The Broward State Attorney’s Office did not investigate Alois for possible criminal misconduct in the matter.

Police records contain no indication that department officials who failed to notice or take action about what was happening during the three years that Alois seriously neglected her cases were disciplined, or even investigated.
Police chief Michael Mann says Alois' boss, Lt. Scott Tabel, was "basically let go" because of this investigation. Tabel -- now employed as a police officer with the Palm Springs School District-- claims he "retired" after 21 years with the Coconut Creek PD, rather than being forced out due to Alois' actions while under his supervision.

In fact, Tabel spins it the other way. He claims Mann was apprised of Alois' lousy work back in 2011, but that the Chief "didn't want to do anything about it." Other statements gathered by The Florida Bulldog back up this assertion.
Biondolillo testified that he ordered a full IA investigation, but said it was “countermanded” by Chief Mann. Instead, Mann asked the city’s Human Resources department to handle it administratively, he said.

Biondolillo testified that wasn’t the first time Mann had countermanded him regarding the need to investigate Alois.
He said that on two previous occasions Drug Enforcement Administration agents had visited him and Mann to inform them of evidence they’d found that Alois was a patient at pain clinics under surveillance as suspected pill mills.
Whatever the truth is, it still looks bad for the police department. Alois, apparently abusing drugs during her years as an SVU detective, has been allowed to walk away with her professional reputation pretty much intact. Her record will only show a dismissal for a single failure to write a report -- a burglary report at that, rather than anything linked to her neglect of children abused by adults, or seniors abused by children and assisted living personnel. If she's so inclined, she'll probably be able to secure another position in the law enforcement field, which has proven willing to launder bad cops.

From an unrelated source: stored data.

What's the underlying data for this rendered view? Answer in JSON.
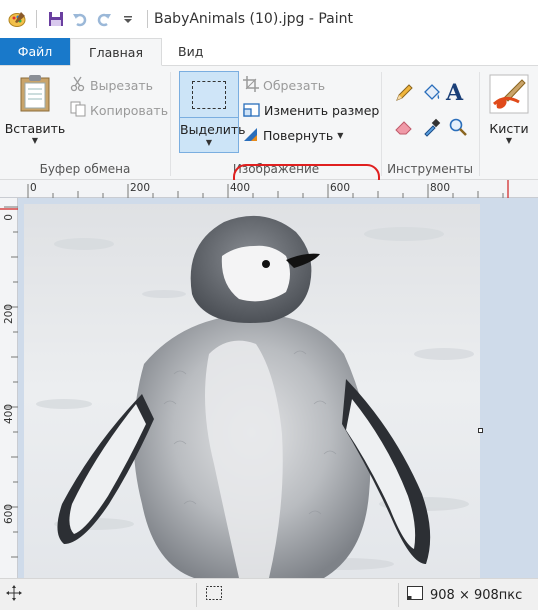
{
  "window": {
    "title": "BabyAnimals (10).jpg - Paint"
  },
  "quick_access": {
    "icons": [
      "paint-app-icon",
      "save-icon",
      "undo-icon",
      "redo-icon",
      "customize-arrow-icon"
    ]
  },
  "tabs": [
    {
      "label": "Файл"
    },
    {
      "label": "Главная"
    },
    {
      "label": "Вид"
    }
  ],
  "ribbon": {
    "clipboard": {
      "paste_label": "Вставить",
      "cut_label": "Вырезать",
      "copy_label": "Копировать",
      "group_label": "Буфер обмена"
    },
    "image": {
      "select_label": "Выделить",
      "crop_label": "Обрезать",
      "resize_label": "Изменить размер",
      "rotate_label": "Повернуть",
      "group_label": "Изображение"
    },
    "tools": {
      "group_label": "Инструменты",
      "items": [
        "pencil-icon",
        "fill-icon",
        "text-icon",
        "eraser-icon",
        "color-picker-icon",
        "magnifier-icon"
      ]
    },
    "brushes": {
      "label": "Кисти"
    }
  },
  "ruler": {
    "h_ticks": [
      "0",
      "200",
      "400",
      "600",
      "800"
    ],
    "v_ticks": [
      "0",
      "200",
      "400",
      "600"
    ]
  },
  "canvas": {
    "image_description": "baby penguin"
  },
  "status": {
    "dimensions": "908 × 908пкс"
  },
  "colors": {
    "accent": "#1979ca",
    "ribbon_bg": "#f5f6f7",
    "select_bg": "#cce4f7",
    "highlight_ring": "#e02020",
    "workspace": "#cfdbea"
  }
}
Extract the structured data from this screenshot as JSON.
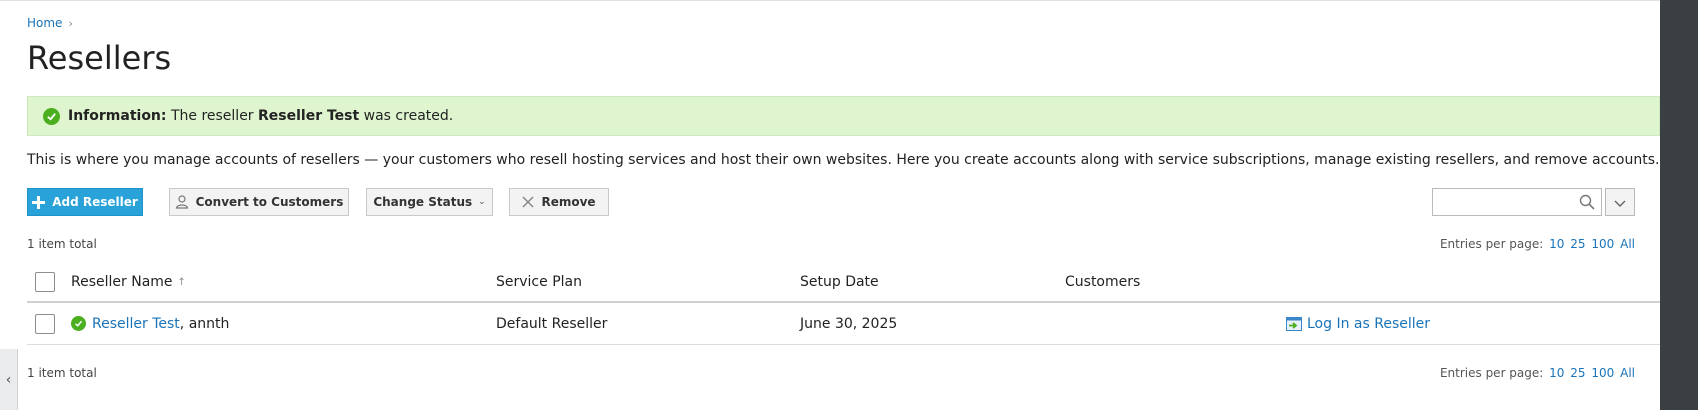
{
  "breadcrumb": {
    "home": "Home",
    "sep": "›"
  },
  "page_title": "Resellers",
  "message": {
    "label": "Information:",
    "text_before": "The reseller",
    "name": "Reseller Test",
    "text_after": "was created."
  },
  "description": "This is where you manage accounts of resellers — your customers who resell hosting services and host their own websites. Here you create accounts along with service subscriptions, manage existing resellers, and remove accounts.",
  "toolbar": {
    "add": "Add Reseller",
    "convert": "Convert to Customers",
    "change_status": "Change Status",
    "remove": "Remove",
    "search_placeholder": ""
  },
  "totals": {
    "top": "1 item total",
    "bottom": "1 item total"
  },
  "paging": {
    "label": "Entries per page:",
    "options": [
      "10",
      "25",
      "100",
      "All"
    ]
  },
  "table": {
    "columns": [
      "Reseller Name",
      "Service Plan",
      "Setup Date",
      "Customers"
    ],
    "sort_indicator": "↑",
    "rows": [
      {
        "name": "Reseller Test",
        "login": ", annth",
        "plan": "Default Reseller",
        "date": "June 30, 2025",
        "customers": "",
        "action": "Log In as Reseller",
        "status": "active"
      }
    ]
  },
  "colors": {
    "accent": "#28a2d8",
    "link": "#1a73b8",
    "success_bg": "#dff5d0",
    "success_icon": "#4caf1f"
  },
  "icons": {
    "add": "plus-icon",
    "convert": "user-icon",
    "remove": "x-icon",
    "search": "magnifier-icon",
    "login": "login-as-icon",
    "status": "check-circle-icon"
  }
}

As for Chief Mann, he's also been cleared of any wrongdoing in this investigation. As the person ultimately responsible for Alois' failure (and her single count of misconduct), he bears some of this burden… or would if anyone was willing to hold him accountable. But it appears he'll also emerge from this unscathed. The only thing left to salvage is the PD's reputation, but those who are trying to do so appear to be stymied by those higher on the food chain: Chief Mann, the state's attorney and the police union. Because of this, future misconduct will be allowed to continue for far too long and the repercussions will be far too mild to encourage better behavior. And those wondering why good cops don't do something about the bad apples in their midst will have their depressing answer: the system protects its own, especially its worst-behaving insiders.